L’Ecosse : le N’importe Quoi Tour

-”J’irais bien en Ecosse en mai, ça te dit?” -”Ouais !”. Deux SMS et la réservation d’un aller-retour avec le Shuttle. Voilà à quoi se résume l’organisation de notre voyage en Ecosse avec Adrian, le Motard Bionique.

Sur le papier ça part plutôt mal. Il faut dire que nous jouissons tous les deux d’une solide réputation de “chats noirs”. Moi parce que je casse assez régulièrement ma moto, Adrian parce qu’il sème ses téléphones comme le Petit Poucet et parce qu’il aime visiter le fond des ravins et des rivières… La dream team des baroudeurs quoi. Nous annonçons donc sobrement la couleur à nos lecteurs en baptisant ce voyage le “N’importe Quoi Tour” ! Le tout avec un montage de qualitay.

Aucun plan, aucune réservation. On part et on verra bien ce qui nous arrive ! Un roadbook ? Pourquoi faire ?! Ça fait bien longtemps maintenant que je me contente de suivre le vent et je sais qu’Adrian aussi. J’emmène une tenue étanche, deux slips propres et ma tente pour seuls bagages. Et gaz !

Ca faisait quelques temps qu’Adrian et moi parlions de partir ensemble mais sans jamais faire de projet concret. J’ai toujours eu l’impression de marcher dans ses traces avec 2 ou 3 ans de retard alors difficile pour moi d’envisager ça sérieusement. Quand il posait ses roues sur ses premières destinations lointaines (Islande, Îles Féroées, Maroc…) j’en étais encore à me chercher et à tester mes propres limites sur des terres moins exotiques comme la Corse, l’ex-Yougoslavie et l’Europe de l’Est. En lui proposant l’Ecosse j’ai même cru qu’il me prendrait pour un petit rigolo.
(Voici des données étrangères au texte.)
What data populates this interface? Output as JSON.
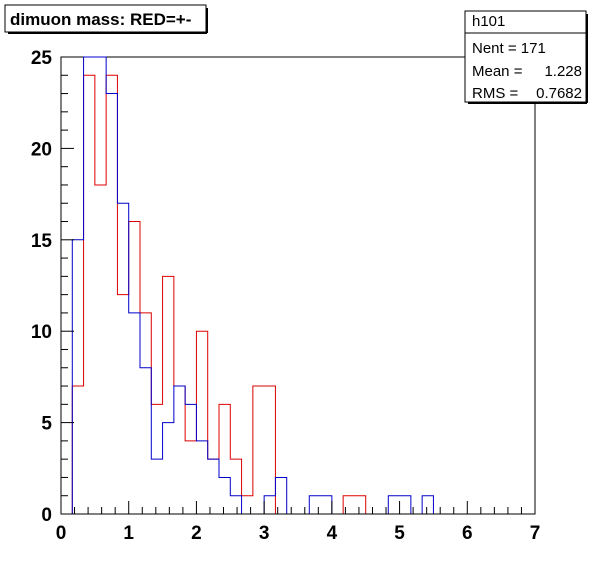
{
  "chart_data": {
    "type": "histogram",
    "title": "dimuon mass: RED=+-",
    "xlim": [
      0,
      7
    ],
    "ylim": [
      0,
      25
    ],
    "x_ticks": [
      "0",
      "1",
      "2",
      "3",
      "4",
      "5",
      "6",
      "7"
    ],
    "y_ticks": [
      "0",
      "5",
      "10",
      "15",
      "20",
      "25"
    ],
    "bin_width": 0.166667,
    "bin_start": 0.166667,
    "grid": false,
    "series": [
      {
        "color": "#dd0000",
        "values": [
          7,
          24,
          18,
          24,
          12,
          16,
          11,
          6,
          13,
          7,
          4,
          10,
          3,
          6,
          3,
          1,
          7,
          7,
          0,
          0,
          0,
          0,
          0,
          0,
          1,
          1,
          0,
          0,
          0,
          0,
          0,
          0,
          0,
          0,
          0,
          0,
          0,
          0,
          0,
          0,
          0
        ]
      },
      {
        "color": "#0000cc",
        "values": [
          15,
          25,
          25,
          23,
          17,
          11,
          8,
          3,
          5,
          7,
          6,
          4,
          3,
          2,
          1,
          0,
          0,
          1,
          2,
          0,
          0,
          1,
          1,
          0,
          0,
          0,
          0,
          0,
          1,
          1,
          0,
          1,
          0,
          0,
          0,
          0,
          0,
          0,
          0,
          0,
          0
        ]
      }
    ]
  },
  "stats_box": {
    "name": "h101",
    "rows": [
      {
        "label": "Nent = 171",
        "value": ""
      },
      {
        "label": "Mean  =",
        "value": "1.228"
      },
      {
        "label": "RMS   =",
        "value": "0.7682"
      }
    ]
  }
}
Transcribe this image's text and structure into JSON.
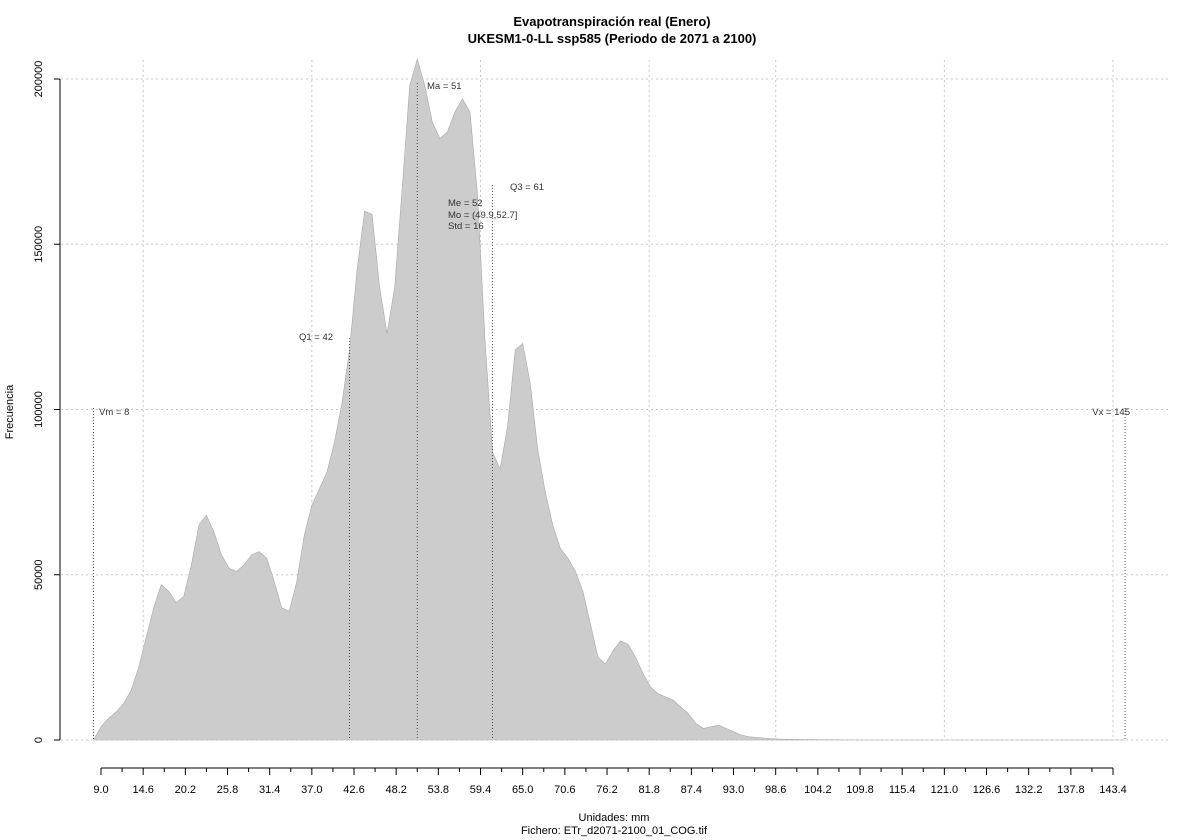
{
  "chart_data": {
    "type": "area",
    "title": "Evapotranspiración real (Enero)",
    "subtitle": "UKESM1-0-LL ssp585 (Periodo de 2071 a 2100)",
    "xlabel": "Unidades: mm",
    "footer": "Fichero: ETr_d2071-2100_01_COG.tif",
    "ylabel": "Frecuencia",
    "xlim": [
      7.2,
      146.3
    ],
    "ylim": [
      0,
      210000
    ],
    "fill_color": "#cccccc",
    "grid": true,
    "x_ticks": [
      "9.0",
      "14.6",
      "20.2",
      "25.8",
      "31.4",
      "37.0",
      "42.6",
      "48.2",
      "53.8",
      "59.4",
      "65.0",
      "70.6",
      "76.2",
      "81.8",
      "87.4",
      "93.0",
      "98.6",
      "104.2",
      "109.8",
      "115.4",
      "121.0",
      "126.6",
      "132.2",
      "137.8",
      "143.4"
    ],
    "y_ticks": [
      "0",
      "50000",
      "100000",
      "150000",
      "200000"
    ],
    "x": [
      8,
      9,
      10,
      11,
      12,
      13,
      14,
      15,
      16,
      17,
      18,
      19,
      20,
      21,
      22,
      23,
      24,
      25,
      26,
      27,
      28,
      29,
      30,
      31,
      32,
      33,
      34,
      35,
      36,
      37,
      38,
      39,
      40,
      41,
      42,
      43,
      44,
      45,
      46,
      47,
      48,
      49,
      50,
      51,
      52,
      53,
      54,
      55,
      56,
      57,
      58,
      59,
      60,
      61,
      62,
      63,
      64,
      65,
      66,
      67,
      68,
      69,
      70,
      71,
      72,
      73,
      74,
      75,
      76,
      77,
      78,
      79,
      80,
      81,
      82,
      83,
      84,
      85,
      86,
      87,
      88,
      89,
      90,
      91,
      92,
      93,
      94,
      95,
      96,
      97,
      98,
      99,
      100,
      102,
      104,
      106,
      108,
      110,
      115,
      120,
      125,
      130,
      135,
      140,
      145
    ],
    "values": [
      0,
      4000,
      6500,
      8500,
      11000,
      15000,
      22000,
      31000,
      40000,
      47000,
      45000,
      41500,
      43500,
      53000,
      65000,
      68000,
      63000,
      56000,
      52000,
      51000,
      53000,
      56000,
      57000,
      55000,
      48000,
      40000,
      39000,
      48000,
      62000,
      71000,
      76000,
      81000,
      90000,
      102000,
      118000,
      142000,
      160000,
      159000,
      137000,
      123000,
      137000,
      167000,
      198000,
      206000,
      198000,
      187000,
      182000,
      184000,
      190000,
      194000,
      190000,
      165000,
      121000,
      87000,
      82000,
      95000,
      118000,
      120000,
      108000,
      88000,
      75000,
      65000,
      58000,
      55000,
      51000,
      45000,
      35000,
      25000,
      23000,
      27000,
      30000,
      29000,
      25000,
      20000,
      16000,
      14000,
      13000,
      12000,
      10000,
      8000,
      5000,
      3500,
      4000,
      4500,
      3500,
      2500,
      1500,
      1000,
      800,
      600,
      400,
      300,
      200,
      150,
      100,
      50,
      20,
      10,
      0,
      0,
      0,
      0,
      0,
      0,
      0
    ],
    "stats": {
      "vm": {
        "label": "Vm = 8",
        "x": 8
      },
      "q1": {
        "label": "Q1 = 42",
        "x": 42
      },
      "ma": {
        "label": "Ma = 51",
        "x": 51
      },
      "q3": {
        "label": "Q3 = 61",
        "x": 61
      },
      "vx": {
        "label": "Vx = 145",
        "x": 145
      },
      "me": "Me = 52",
      "mo": "Mo = (49.9,52.7]",
      "std": "Std = 16"
    }
  }
}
Et puis partir à deux c’est pas aussi simple que ça en a l’air. Bien s’entendre avec un pote c’est une chose, mais vivre 24h/24 avec lui pendant deux semaines c’est une autre histoire. La vie, cette connasse, a enlevé l’audition à Adrian au début de sa vie d’adulte. Alors niveau “entente” c’était pas gagné d’avance… Il est maintenant équipé d’implants cochléaires (d’où le surnom de Motard Bionique) tellement efficaces que j’oublie très très souvent qu’il est sourd en réalité, mais quand même… Lors de nos réunions de préparation (comprendre “apéros pré-départ”) notre côté philosophe s’est exprimé et a décrété que la vie a toujours de bons côtés malgré tout. Adrian pourra me mettre en sourdine si je le saoule, et moi je pourrai ronfler en paix dans la tente d’à-côté tout en regagnant des points de karma parce que je promène un petit handicapé.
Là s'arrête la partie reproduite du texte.